The last time Trump tried to push a rescissions package through Congress was in 2018. It failed after Republicans senators balked.
That year's proposal to claw back $15 billion in previously appropriated funding failed in the Republican-controlled Senate by a 48-50 vote. Collins and then-Sen. Richard Burr (N.C.) where the two Republicans who voted no.
Now Thune — who was the Senate GOP conference chair in 2018 — is facing as many as five Republican holdouts on the bill, with a few more GOP colleagues declining to say publicly how they will vote on the controversial package.
Some Republican senators are disgruntled about ceding more authority to the administration after the Department of Government Efficiency shuttered federal agencies, pushed federal workers into early retirement and cut congressionally appropriated funding without getting any input or authority from lawmakers on Capitol Hill.

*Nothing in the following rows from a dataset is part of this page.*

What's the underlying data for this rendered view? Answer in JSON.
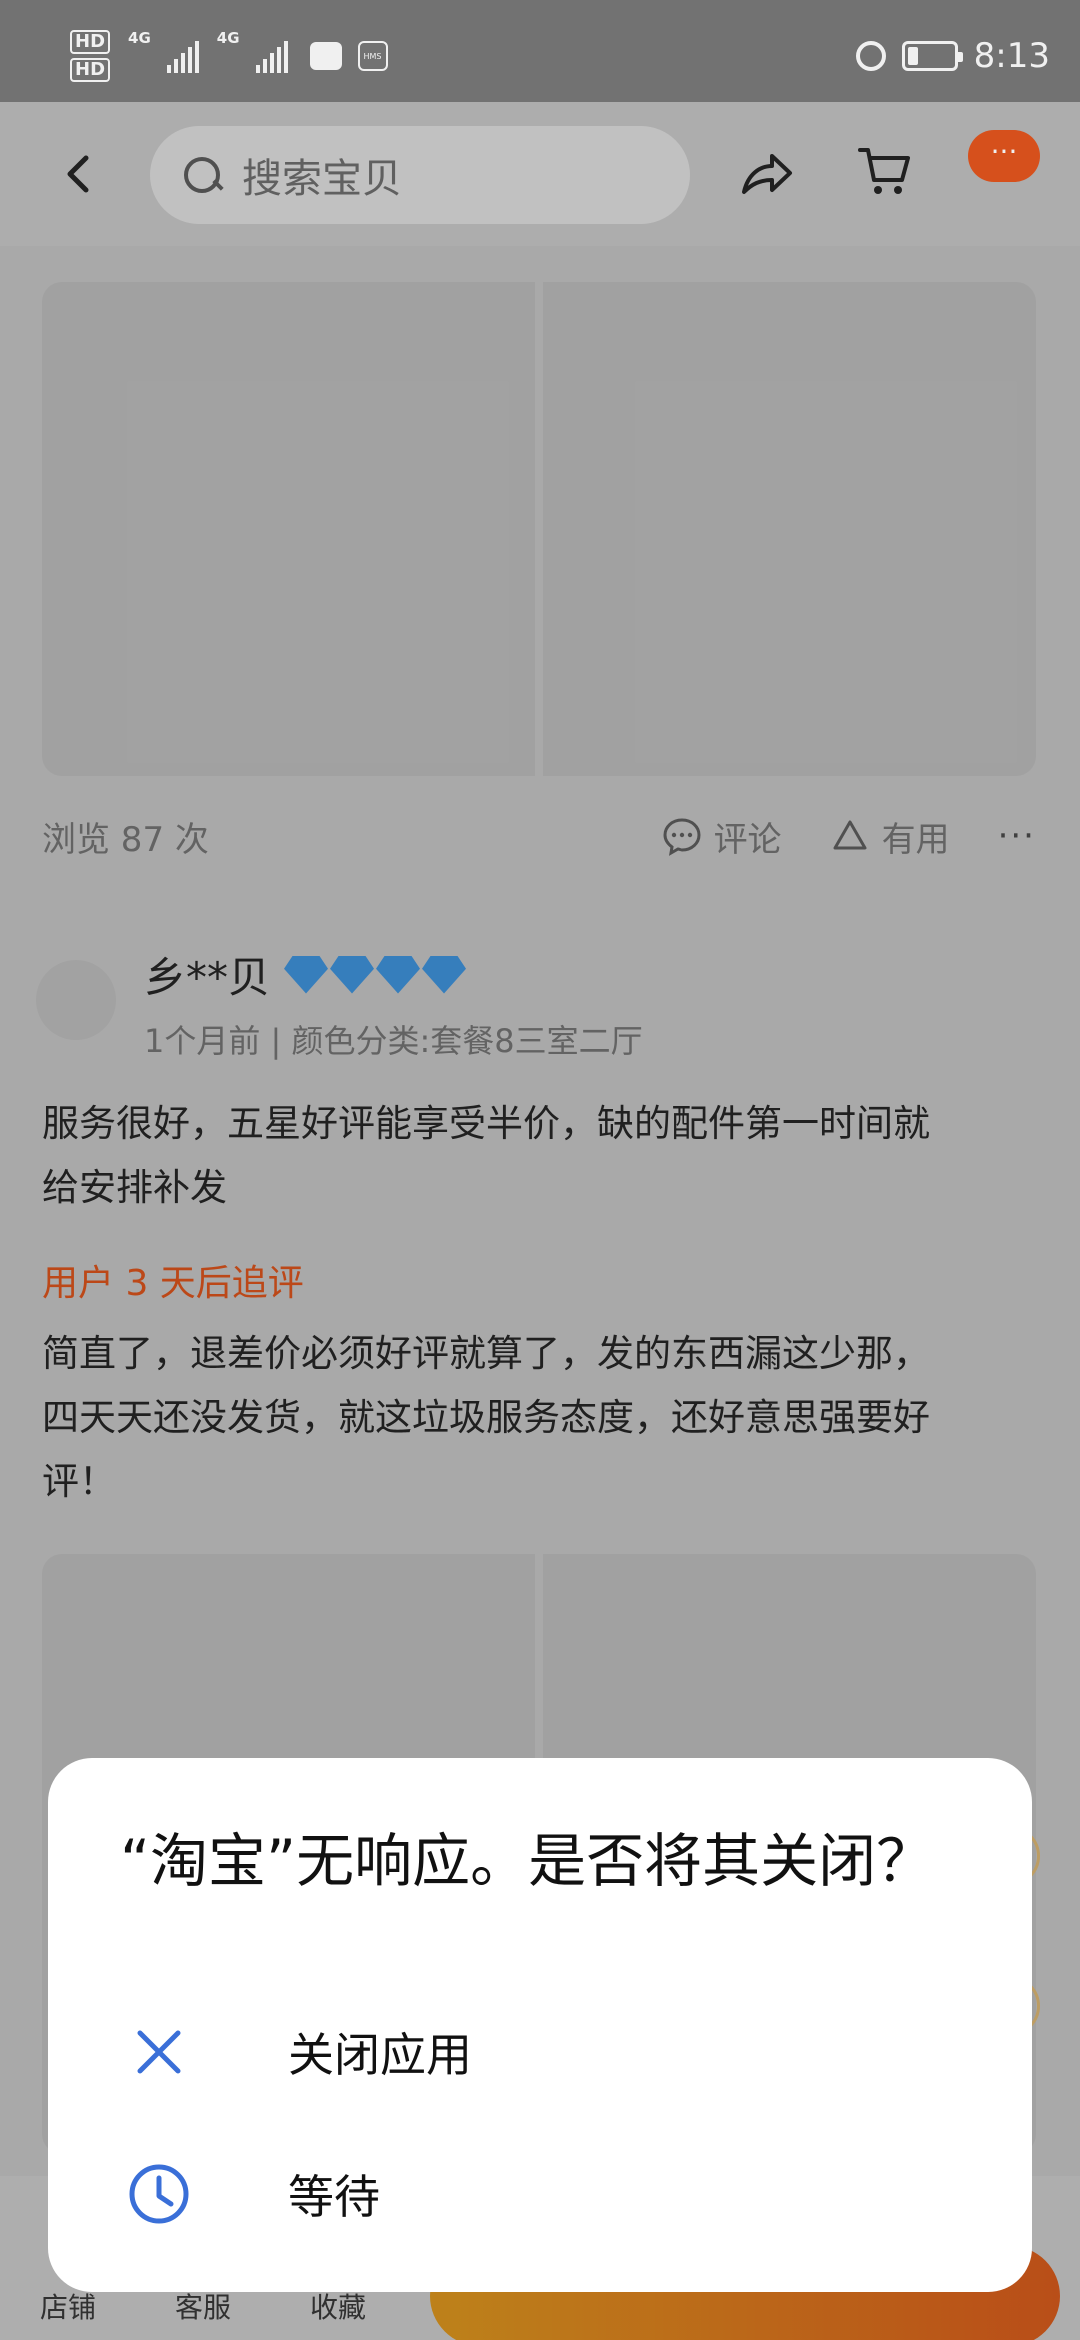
{
  "status_bar": {
    "hd1": "HD",
    "hd2": "HD",
    "net1": "4G",
    "net2": "4G",
    "hms": "HMS",
    "time": "8:13",
    "battery_level": 0.2,
    "icons": [
      "alarm-icon",
      "battery-icon",
      "heart-monitor-icon"
    ]
  },
  "header": {
    "search_placeholder": "搜索宝贝",
    "more_label": "···",
    "icons": [
      "back-icon",
      "search-icon",
      "share-icon",
      "cart-icon"
    ]
  },
  "review_meta": {
    "views": "浏览 87 次",
    "comment_label": "评论",
    "useful_label": "有用",
    "more_label": "···"
  },
  "review": {
    "user": "乡**贝",
    "diamond_count": 4,
    "meta": "1个月前 | 颜色分类:套餐8三室二厅",
    "text_line1": "服务很好，五星好评能享受半价，缺的配件第一时间就",
    "text_line2": "给安排补发",
    "followup_label": "用户 3 天后追评",
    "followup_line1": "简直了，退差价必须好评就算了，发的东西漏这少那，",
    "followup_line2": "四天天还没发货，就这垃圾服务态度，还好意思强要好",
    "followup_line3": "评！"
  },
  "bottom_bar": {
    "shop": "店铺",
    "service": "客服",
    "favorite": "收藏"
  },
  "dialog": {
    "title": "“淘宝”无响应。是否将其关闭？",
    "close_app": "关闭应用",
    "wait": "等待",
    "accent_color": "#3a6fd8"
  }
}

These GOP lawmakers worry that if they send the pending $9.4 billion rescissions package to Trump's desk this week, the administration will follow up with additional requests to claw back the money they've already approved.
'The bigger question is that I don't like the rescissions process at all,' a GOP senator who requested anonymity said. 'It basically gives the keys to the car to the administration to everything that we're doing on the appropriations side.

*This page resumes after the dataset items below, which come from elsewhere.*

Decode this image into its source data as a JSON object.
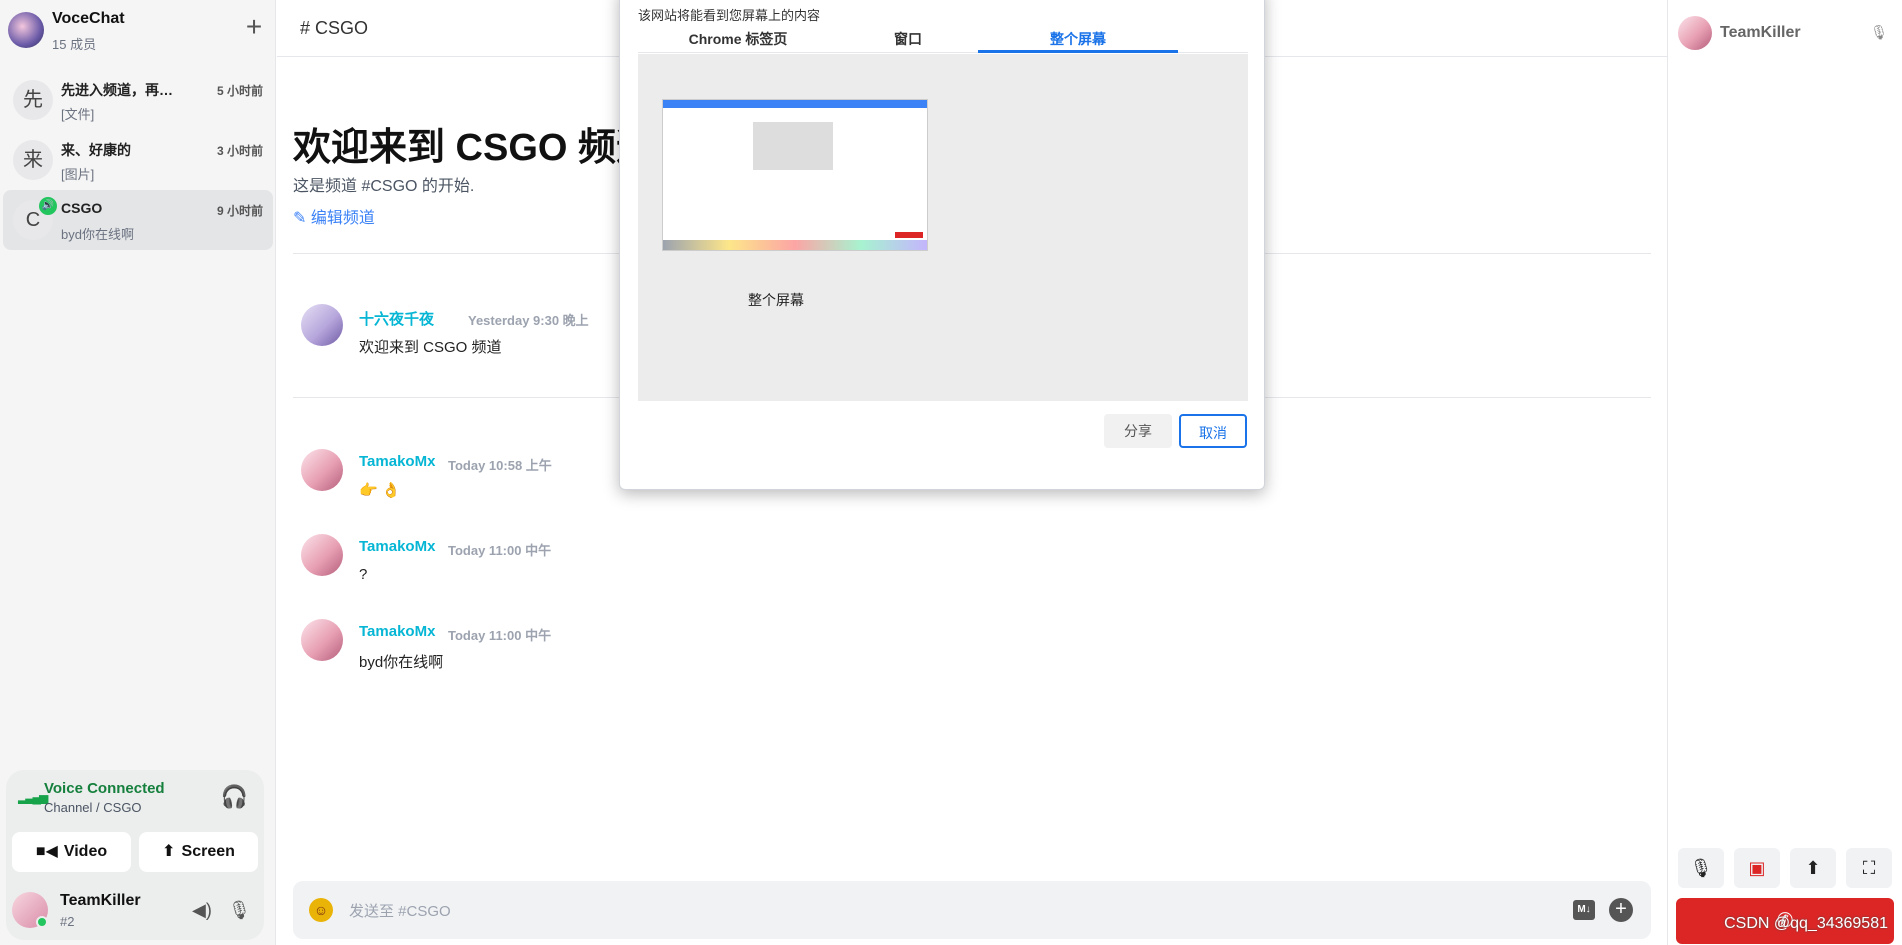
{
  "workspace": {
    "name": "VoceChat",
    "member_count": "15 成员",
    "add_icon": "plus-icon"
  },
  "channels": [
    {
      "avatar": "先",
      "name": "先进入频道，再…",
      "time": "5 小时前",
      "preview": "[文件]"
    },
    {
      "avatar": "来",
      "name": "来、好康的",
      "time": "3 小时前",
      "preview": "[图片]"
    },
    {
      "avatar": "C",
      "name": "CSGO",
      "time": "9 小时前",
      "preview": "byd你在线啊",
      "active": true
    }
  ],
  "voice": {
    "status": "Voice Connected",
    "channel": "Channel / CSGO",
    "video_label": "Video",
    "screen_label": "Screen",
    "user_name": "TeamKiller",
    "user_id": "#2"
  },
  "header": {
    "title": "# CSGO"
  },
  "welcome": {
    "title": "欢迎来到 CSGO 频道",
    "subtitle": "这是频道 #CSGO 的开始.",
    "edit_label": "编辑频道"
  },
  "messages": [
    {
      "author": "十六夜千夜",
      "time": "Yesterday 9:30 晚上",
      "text": "欢迎来到 CSGO 频道"
    },
    {
      "author": "TamakoMx",
      "time": "Today 10:58 上午",
      "text": "👉 👌"
    },
    {
      "author": "TamakoMx",
      "time": "Today 11:00 中午",
      "text": "?"
    },
    {
      "author": "TamakoMx",
      "time": "Today 11:00 中午",
      "text": "byd你在线啊"
    }
  ],
  "composer": {
    "placeholder": "发送至 #CSGO",
    "md_label": "M↓"
  },
  "right_panel": {
    "user_name": "TeamKiller",
    "watermark": "CSDN @qq_34369581"
  },
  "share_dialog": {
    "title": "该网站将能看到您屏幕上的内容",
    "tabs": [
      "Chrome 标签页",
      "窗口",
      "整个屏幕"
    ],
    "selected_tab": "整个屏幕",
    "thumbnail_label": "整个屏幕",
    "share_label": "分享",
    "cancel_label": "取消"
  },
  "colors": {
    "accent": "#1a73e8",
    "online": "#22c55e",
    "danger": "#dc2626",
    "author": "#06b6d4"
  }
}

'We're not getting basic information. We're being told, 'This is what we want to do and here's how much we want for it,'' the senator added. 'We're letting them call everything and then rescissions are coming in on top of all of this?'
The other major concern of Republican appropriators is that passing a partisan rescissions package could derail work on the 12 annual appropriations bills.
They note that Democrats are threatening to block the fiscal 2026 spending bills if the Trump administration and its GOP allies backtrack on funding deals from previous years by clawing back funds.
Senate Democratic Leader Chuck Schumer (N.Y.) warned in a 'Dear Colleague' letter last week that 'Republicans' passage of this purely partisan proposal would be an affront to the bipartisan appropriations process.'
Schumer said that 'a number of Republicans know it is absurd for them to expect Democrats to act as business as usual and engage in a bipartisan appropriations process to fund the government, while they concurrently plot to pass a purely partisan rescissions bill.'
Republicans hold a 53-to-47 Senate majority and Thune can only afford three defections from his conference and still pass the package of spending cuts, which needs a simple-majority vote.
Sen. Lisa Murkowski (R-Alaska) shares Rounds's concerns about the impact of eliminating the Corporation for Public Broadcasting and other colleagues' concerns about cutting global health programs, according to Senate GOP sources familiar with the behind-the-scenes negotiations
'I'm going to be very interested to see what amendments might come forward,' Murkowski told reporters Thursday. 'We're working with others on the public broadcasting [issue].'
Sen. Jerry Moran (R-Kan.), a member of the Appropriations panel, who threatened to vote against the One Big, Beautiful Bill Act because of steep cuts to Medicaid and rural hospitals, hasn't yet said whether he would vote for the rescissions package.
'I'm going to see what's there and how the process works,' he said, when asked how he would vote on the bill.
Sen. Shelley Moore Capito (R-W.Va.), another appropriator who balked last month at an immediate phaseout of tax credits for clean hydrogen energy production in the 'big, beautiful bill' is also taking a wait-and-see approach on the rescissions package.
'We're talking about it. I'm very supportive but we'll see what the details are,' she said.